Remove `meanses` and the school SD roughly doubles, so the two options diverge:
``` r
m0 <- lmer(mathach ~ ses + (ses | schid), data = train)
data.frame(
model = c("with meanses", "without meanses"),
school_SD = c(attr(VarCorr(m_lme)$schid, "stddev")[["(Intercept)"]],
attr(VarCorr(m0)$schid, "stddev")[["(Intercept)"]]),
width_zero = c(w(mt_draws(m_lme, nd, new.levels = "zero")),
w(mt_draws(m0, nd, new.levels = "zero"))),
width_draw = c(w(mt_draws(m_lme, nd, new.levels = "draw")),
w(mt_draws(m0, nd, new.levels = "draw"))))
```
```
#> model school_SD width_zero width_draw
#> 1 with meanses 1.598503 19.96801 20.67910
#> 2 without meanses 2.125770 19.94993 21.22576
```
The practical guidance: `predictInterval()`'s default (`new.levels = "zero"`)

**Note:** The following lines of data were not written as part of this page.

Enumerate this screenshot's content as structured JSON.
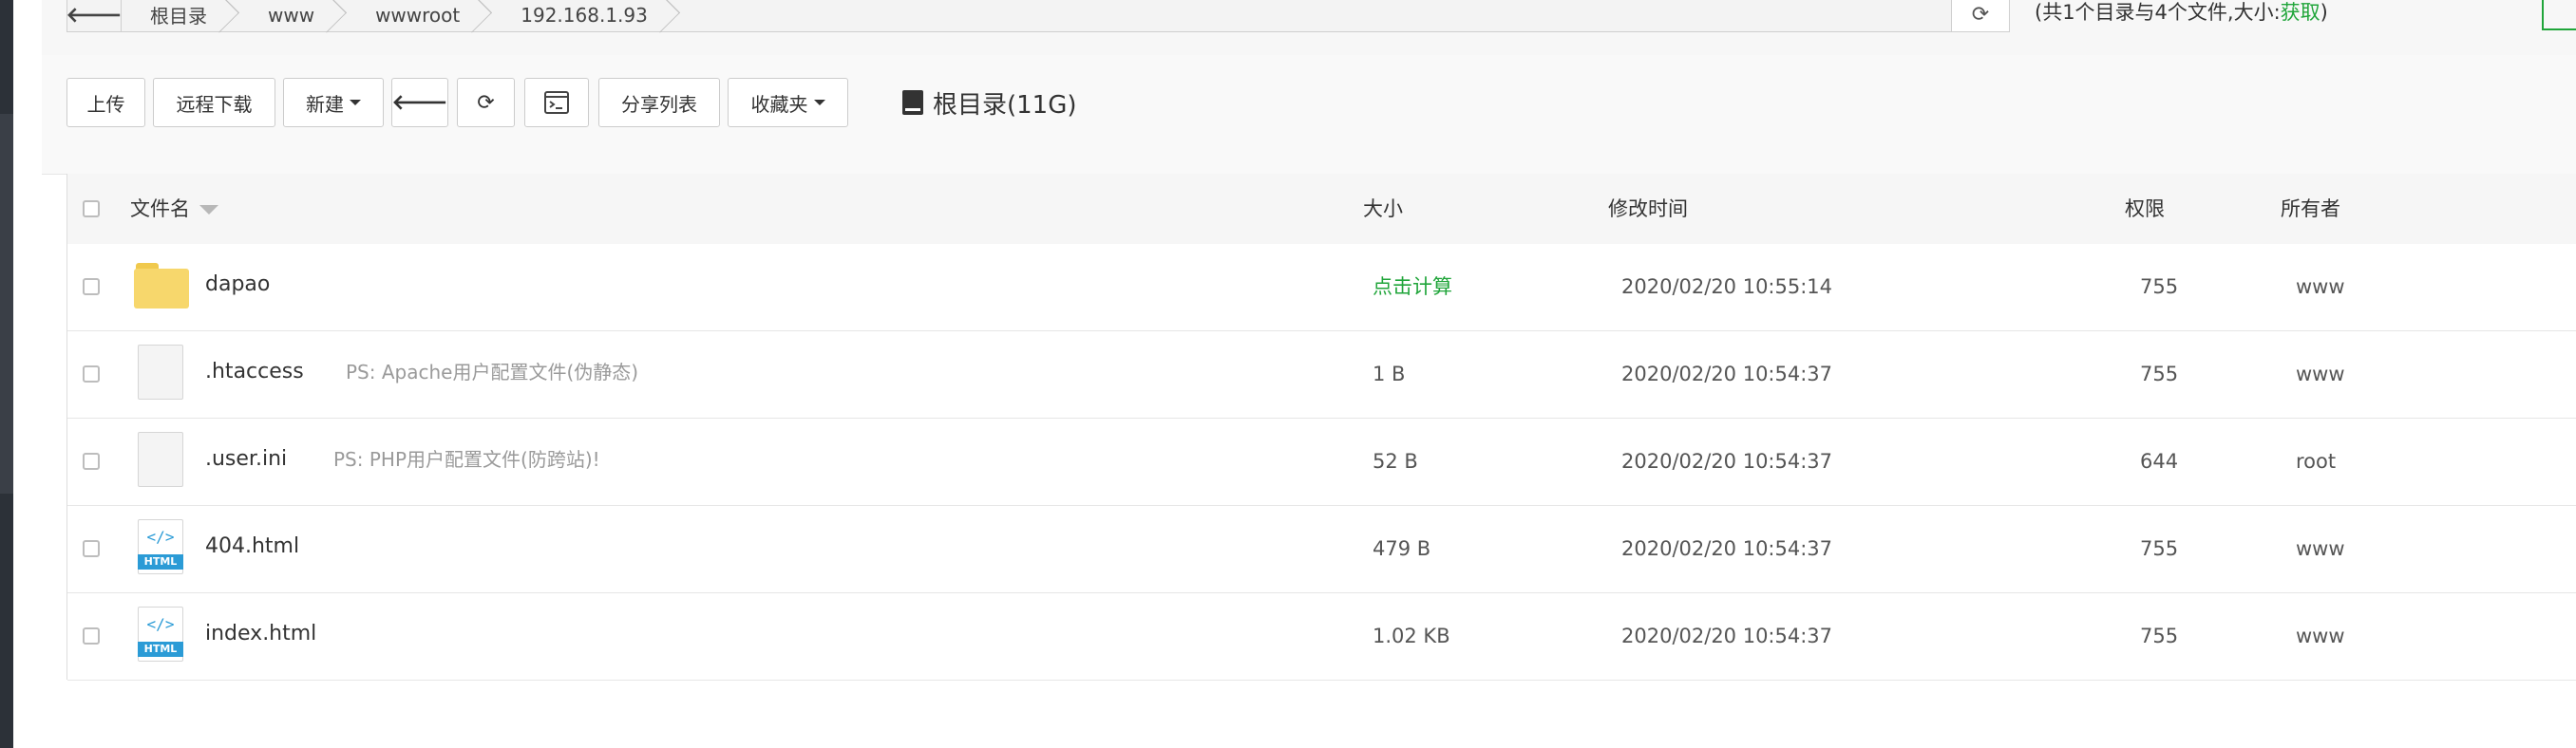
{
  "breadcrumb": {
    "back_icon": "arrow-left-icon",
    "items": [
      "根目录",
      "www",
      "wwwroot",
      "192.168.1.93"
    ],
    "refresh_icon": "refresh-icon"
  },
  "summary": {
    "prefix": "(共1个目录与4个文件,大小:",
    "link": "获取",
    "suffix": ")"
  },
  "toolbar": {
    "upload": "上传",
    "remote_download": "远程下载",
    "new": "新建",
    "back_icon": "arrow-left-icon",
    "refresh_icon": "refresh-icon",
    "terminal_icon": "terminal-icon",
    "share_list": "分享列表",
    "favorites": "收藏夹"
  },
  "disk": {
    "icon": "hdd-icon",
    "label": "根目录(11G)"
  },
  "table": {
    "headers": {
      "filename": "文件名",
      "size": "大小",
      "modified": "修改时间",
      "permission": "权限",
      "owner": "所有者"
    },
    "rows": [
      {
        "icon": "folder-icon",
        "name": "dapao",
        "note": "",
        "size": "点击计算",
        "modified": "2020/02/20 10:55:14",
        "perm": "755",
        "owner": "www"
      },
      {
        "icon": "file-icon",
        "name": ".htaccess",
        "note": "PS: Apache用户配置文件(伪静态)",
        "size": "1 B",
        "modified": "2020/02/20 10:54:37",
        "perm": "755",
        "owner": "www"
      },
      {
        "icon": "file-icon",
        "name": ".user.ini",
        "note": "PS: PHP用户配置文件(防跨站)!",
        "size": "52 B",
        "modified": "2020/02/20 10:54:37",
        "perm": "644",
        "owner": "root"
      },
      {
        "icon": "html-file-icon",
        "name": "404.html",
        "note": "",
        "size": "479 B",
        "modified": "2020/02/20 10:54:37",
        "perm": "755",
        "owner": "www"
      },
      {
        "icon": "html-file-icon",
        "name": "index.html",
        "note": "",
        "size": "1.02 KB",
        "modified": "2020/02/20 10:54:37",
        "perm": "755",
        "owner": "www"
      }
    ],
    "html_badge": "HTML"
  },
  "colors": {
    "accent_green": "#20a53a",
    "folder_yellow": "#f7d76c",
    "html_blue": "#2b9bd6"
  }
}
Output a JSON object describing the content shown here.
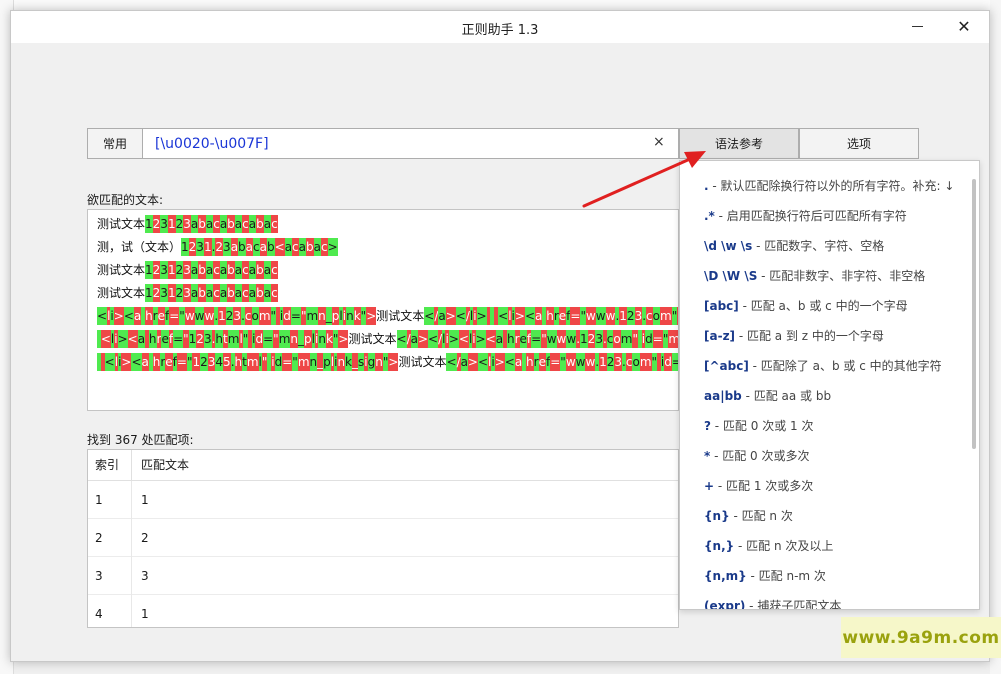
{
  "window": {
    "title": "正则助手 1.3",
    "close_glyph": "✕"
  },
  "toolbar": {
    "common_label": "常用",
    "regex_value": "[\\u0020-\\u007F]",
    "clear_glyph": "×",
    "syntax_label": "语法参考",
    "options_label": "选项"
  },
  "text_label": "欲匹配的文本:",
  "text_lines": [
    [
      {
        "t": "测试文本",
        "c": "plain"
      },
      {
        "t": "123123abacabacabac",
        "c": "alt"
      }
    ],
    [
      {
        "t": "测，试（文本）",
        "c": "plain"
      },
      {
        "t": "1231.23abacab<acabac>",
        "c": "alt"
      }
    ],
    [
      {
        "t": "测试文本",
        "c": "plain"
      },
      {
        "t": "123123abacabacabac",
        "c": "alt"
      }
    ],
    [
      {
        "t": "测试文本",
        "c": "plain"
      },
      {
        "t": "123123abacabacabac",
        "c": "alt"
      }
    ],
    [
      {
        "t": "<li><a href=\"www.123.com\" id=\"mn_plink\">",
        "c": "alt"
      },
      {
        "t": "测试文本",
        "c": "plain"
      },
      {
        "t": "</a></li>   <li><a href=\"www.123.com\" id=\"m",
        "c": "alt"
      }
    ],
    [
      {
        "t": " <li><a href=\"123.html\" id=\"mn_plink\">",
        "c": "alt"
      },
      {
        "t": "测试文本",
        "c": "plain"
      },
      {
        "t": "</a></li><li><a href=\"www.123.com\" id=\"mn_plink",
        "c": "alt"
      }
    ],
    [
      {
        "t": "  <li><a href=\"12345.html\" id=\"mn_plink_sign\">",
        "c": "alt"
      },
      {
        "t": "测试文本",
        "c": "plain"
      },
      {
        "t": "</a><li><a href=\"www.123.com\" id=\"mn_plink\"",
        "c": "alt"
      }
    ]
  ],
  "results": {
    "summary": "找到 367 处匹配项:",
    "col_index": "索引",
    "col_text": "匹配文本",
    "rows": [
      {
        "index": "1",
        "text": "1"
      },
      {
        "index": "2",
        "text": "2"
      },
      {
        "index": "3",
        "text": "3"
      },
      {
        "index": "4",
        "text": "1"
      }
    ]
  },
  "syntax_items": [
    {
      "k": ".",
      "d": " - 默认匹配除换行符以外的所有字符。补充: ↓"
    },
    {
      "k": ".*",
      "d": " - 启用匹配换行符后可匹配所有字符"
    },
    {
      "k": "\\d  \\w  \\s",
      "d": " - 匹配数字、字符、空格"
    },
    {
      "k": "\\D  \\W  \\S",
      "d": " - 匹配非数字、非字符、非空格"
    },
    {
      "k": "[abc]",
      "d": " - 匹配 a、b 或 c 中的一个字母"
    },
    {
      "k": "[a-z]",
      "d": " - 匹配 a 到 z 中的一个字母"
    },
    {
      "k": "[^abc]",
      "d": " - 匹配除了 a、b 或 c 中的其他字符"
    },
    {
      "k": "aa|bb",
      "d": " - 匹配 aa 或 bb"
    },
    {
      "k": "?",
      "d": " - 匹配 0 次或 1 次"
    },
    {
      "k": "*",
      "d": " - 匹配 0 次或多次"
    },
    {
      "k": "+",
      "d": " - 匹配 1 次或多次"
    },
    {
      "k": "{n}",
      "d": " - 匹配 n 次"
    },
    {
      "k": "{n,}",
      "d": " - 匹配 n 次及以上"
    },
    {
      "k": "{n,m}",
      "d": " - 匹配 n-m 次"
    },
    {
      "k": "(expr)",
      "d": " - 捕获子匹配文本"
    }
  ],
  "watermark": "www.9a9m.com",
  "colors": {
    "match_green": "#4fea4f",
    "match_red": "#ee4747",
    "regex_blue": "#1a35d6",
    "arrow_red": "#e02020"
  }
}
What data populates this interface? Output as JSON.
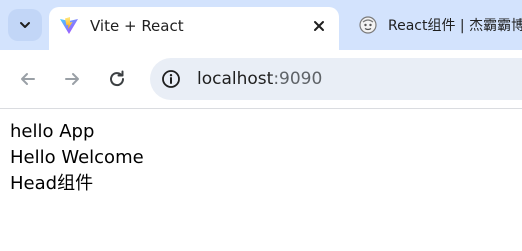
{
  "browser": {
    "tabs": [
      {
        "title": "Vite + React",
        "active": true,
        "favicon": "vite-logo-icon"
      },
      {
        "title": "React组件 | 杰霸霸博",
        "active": false,
        "favicon": "sticker-favicon-icon"
      }
    ],
    "address": {
      "host": "localhost",
      "port": ":9090"
    },
    "colors": {
      "tab_strip_bg": "#d3e3fd",
      "omnibox_bg": "#e9eef6"
    }
  },
  "page": {
    "lines": [
      "hello App",
      "Hello Welcome",
      "Head组件"
    ]
  }
}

answers "what is the expected outcome for a typical member of an unseen group,"
while `new.levels = "draw"` answers "what is the outcome for an unseen group
drawn from the population" -- the same quantity brms returns by default. Pick the
one that matches your question.
## A generalized linear mixed model
The story carries over to GLMMs. We fit a binomial model for whether grouse had
ticks and compare predicted probabilities -- `predictInterval(type =
"probability")` against `brms::posterior_epred()`.
``` r
data(grouseticks)
grouseticks$TICKS_BIN <- as.integer(grouseticks$TICKS >= 1)
grouseticks$cHEIGHT <- as.numeric(scale(grouseticks$HEIGHT))
gk <- grouseticks
gk$.set <- ifelse(runif(nrow(gk)) < 0.2, "test", "train")
gk_tr <- droplevels(gk[gk$.set == "train", ])
gk_te <- gk[gk$.set == "test" & gk$BROOD %in% levels(gk_tr$BROOD) &
gk$LOCATION %in% unique(gk_tr$LOCATION), ]
gf <- TICKS_BIN ~ YEAR + cHEIGHT + (1 | BROOD) + (1 | LOCATION)
g_lme <- glmer(gf, family = binomial, data = gk_tr,
control = glmerControl(optimizer = "bobyqa"))
g_brm <- fit_brm(gf, gk_tr, bernoulli(), "brms_grouseticks")
mt_pr <- mt_draws(g_lme, gk_te, type = "probability", include.resid.var = FALSE)
if (max(mt_pr) > 1 || min(mt_pr) < 0) mt_pr <- plogis(mt_pr)
brm_pr <- posterior_epred(g_brm, newdata = gk_te, allow_new_levels = TRUE)
mt_p <- apply(mt_pr, 2, median); brm_p <- apply(brm_pr, 2, median)
c(correlation = cor(mt_p, brm_p), mean_abs_diff = mean(abs(mt_p - brm_p)))
```
```
#> correlation mean_abs_diff
#> 0.99488587 0.02704796
```
``` r
ggplot(data.frame(merTools = mt_p, brms = brm_p), aes(merTools, brms)) +
geom_abline(slope = 1, intercept = 0, linetype = 2, color = "grey50") +
geom_point(alpha = 0.4, color = "#7570B3") + coord_equal(xlim = c(0, 1), ylim = c(0, 1)) +
labs(title = "Predicted P(tick): merTools vs brms",
x = "predictInterval(type = 'probability')", y = "posterior_epred()") +
theme_minimal(base_size = 12)
```
## Takeaways
- For **observed groups**, `predictInterval()` reproduces brms's point estimates
and prediction intervals almost exactly, with the same out-of-sample coverage,
at a tiny fraction of the computational cost.
- For **new groups**, you choose how to treat the unseen effect:
`new.levels = "zero"` (the default) drops it and predicts from the fixed
effects, while `new.levels = "draw"` samples it from the estimated covariance
-- matching brms's `re_formula = NA` and `allow_new_levels = TRUE`
respectively. Either way the two packages agree; pick the convention that fits
your question.
- The same agreement holds for **GLMMs** on the probability scale.
In short, when bootstrapping or full MCMC is impractical, `predictInterval()` is
a fast, well-calibrated stand-in for the cases it was designed to handle.